With interest rates hitting record lows, many older homeowners are wrestling with the same question: Is it worth it to refinance at my age? The answer depends on a number of factors, including how long you plan to stay in the home, the interest rate and time remaining on your current mortgage, and the terms of your new loan.
Factor in your retirement plans
If you’re over 50 and contemplating a mortgage refi, first give careful thought to your retirement plans. Do you expect to relocate soon? Downsizing to a smaller and more manageable home can make perfect sense. Even if you don’t plan to move, are you healthy enough to remain in your current home indefinitely? Weigh your medical conditions and family history.
Unless you can stay put long enough to recoup the closing costs and start pocketing the savings offered by the lower rate, refinancing might not make sense. Use a mortgage refinance calculator to run the numbers and pay particular attention to the breakeven point when your savings surpass the closing costs. Have good-faith estimates from lenders handy so you can input accurate closing costs.
Look at what’s left on your mortgage
If you’re over 50, odds are you’re at least a few years into your three-decade loan period. Depending how much is left on your mortgage, you’ll have to decide whether you want to restart the clock for another 30 years and extend the length of the mortgage into your 80s.
However, if you’re halfway through the 30 years and paying above-market interest, you might opt instead to refinance to a 15-year mortgage. Just make sure the new rate will allow you to recoup closing costs quickly, say in a year or so. Rates on 15-year mortgages are lower than those on 30-year loans.

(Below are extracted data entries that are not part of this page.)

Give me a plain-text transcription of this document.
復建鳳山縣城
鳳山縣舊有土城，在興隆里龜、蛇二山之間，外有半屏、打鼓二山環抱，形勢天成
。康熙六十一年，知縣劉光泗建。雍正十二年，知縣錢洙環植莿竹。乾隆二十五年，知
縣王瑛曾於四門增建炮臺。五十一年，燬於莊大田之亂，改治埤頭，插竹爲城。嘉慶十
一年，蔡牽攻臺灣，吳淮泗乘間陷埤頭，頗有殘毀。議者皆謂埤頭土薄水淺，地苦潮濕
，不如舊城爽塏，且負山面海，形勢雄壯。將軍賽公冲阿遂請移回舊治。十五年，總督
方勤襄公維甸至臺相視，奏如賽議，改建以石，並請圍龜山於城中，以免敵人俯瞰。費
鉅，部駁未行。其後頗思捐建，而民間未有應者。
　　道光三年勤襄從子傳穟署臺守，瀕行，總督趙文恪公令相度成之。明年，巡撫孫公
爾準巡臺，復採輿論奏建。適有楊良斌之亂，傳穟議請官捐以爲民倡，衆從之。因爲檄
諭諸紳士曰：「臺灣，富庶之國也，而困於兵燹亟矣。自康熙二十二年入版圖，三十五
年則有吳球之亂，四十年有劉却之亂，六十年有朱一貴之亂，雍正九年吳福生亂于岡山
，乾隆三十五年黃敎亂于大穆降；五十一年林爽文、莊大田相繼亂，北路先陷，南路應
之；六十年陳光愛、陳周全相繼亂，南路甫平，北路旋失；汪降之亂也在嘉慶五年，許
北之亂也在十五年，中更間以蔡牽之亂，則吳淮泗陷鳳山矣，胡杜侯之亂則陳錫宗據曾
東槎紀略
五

In some cases, a better option for older homeowners who are well into a 30-year loan might be to start making extra mortgage payments rather than to refinance. You can save a ton in interest without the added closing costs by paying off a mortgage early. You’ll also find yourself mortgage-free almost two years earlier by making extra monthly payments.
A better option for older homeowners who are well into a 30-year loan might be to start making extra mortgage payments rather than refinancing. You can save a bundle in interest this way.